Sebelumnya, pada 2019, SIDO membukukan penjualan Rp3,07 triliun, meningkat 11 persen year on year (yoy) dari sebelumnya Rp2,76 triliun. Laba bersih mencapai Rp807,69 miliar, tumbuh 21,67 persen yoy dari 2018 sebesar Rp663,85 miliar.
Direktur Keuangan Industri Jamu dan Farmasi Sido Muncul Leonard mengatakan pencapaian ini tak lepas dari realisasi dari penerapan strategi utama perseroan.
“Kita berhasil merealisasikan semua strategi yang kita sudah tetapkan di awal tahun 2019. Jadi ada tiga main strategy yang kita lakukan,” cerita Leonard kepada Bisnis.com pada Kamis (20/2/2020).
Pertama, perseroan berhasil berekspansi ke pasar internasional dengan fokus negara seperti Filipina, Malaysia dan Nigeria. Hasilnya, kontribusi ekspor meningkat menjadi 5 persen pada tahun 2019 dari 2 persen pada tahun sebelumnya.
Kedua, perseroan mengaku berhasil meyakinkan pasar bahwa daerah Indonesia timur memberikan kontribusi paling besar terhadap penjualan. Sebelumnya, diakui Leonard, distribusi produk di daerah Indonesia timur belum merata sehingga strategi perseroan adalah menjangkau pasar di daerah-daerah tersebut.
“Kisarannya double digit (pertumbuhan di daerah Indonesia Timur), di barat, tengah semua growth. Tapi in term of percentage, timur paling besar. Numeric distribution-nya barang barangnya masih belum merata di daerah timur, jadi kita lakukan banyak aktivitas," terangnya.
Terakhir, perseroan berhasil menjalankan channel modern trade yang pada tahun lalu bisa menyumbang 11 persen terhadap penjualan. Adapun, pada tahun sebelumnya, opsi ini hanya menyumbang angka persentase 8 persen terhadap penjualan.
“Yang kita lakukan monitoring agreementnya.
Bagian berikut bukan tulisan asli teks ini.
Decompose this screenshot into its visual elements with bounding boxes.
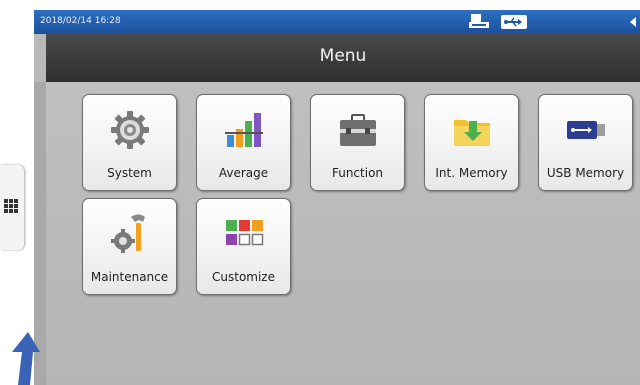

Dulu (kadang) diminta kirimin PO, nggak dikirim. Kadang agak sulit temu payment-nya juga mesti tepat,” sambungnya.
Leonard menyebutkan strategi ini kemungkinan besar juga akan dilakukan pada tahun ini. Dengan belanja modal sebesar Rp180 miliar, perseroan optimis menargetkan pertumbuhan pendapatan dan laba bersih minimal 10 persen pada tahun berjalan.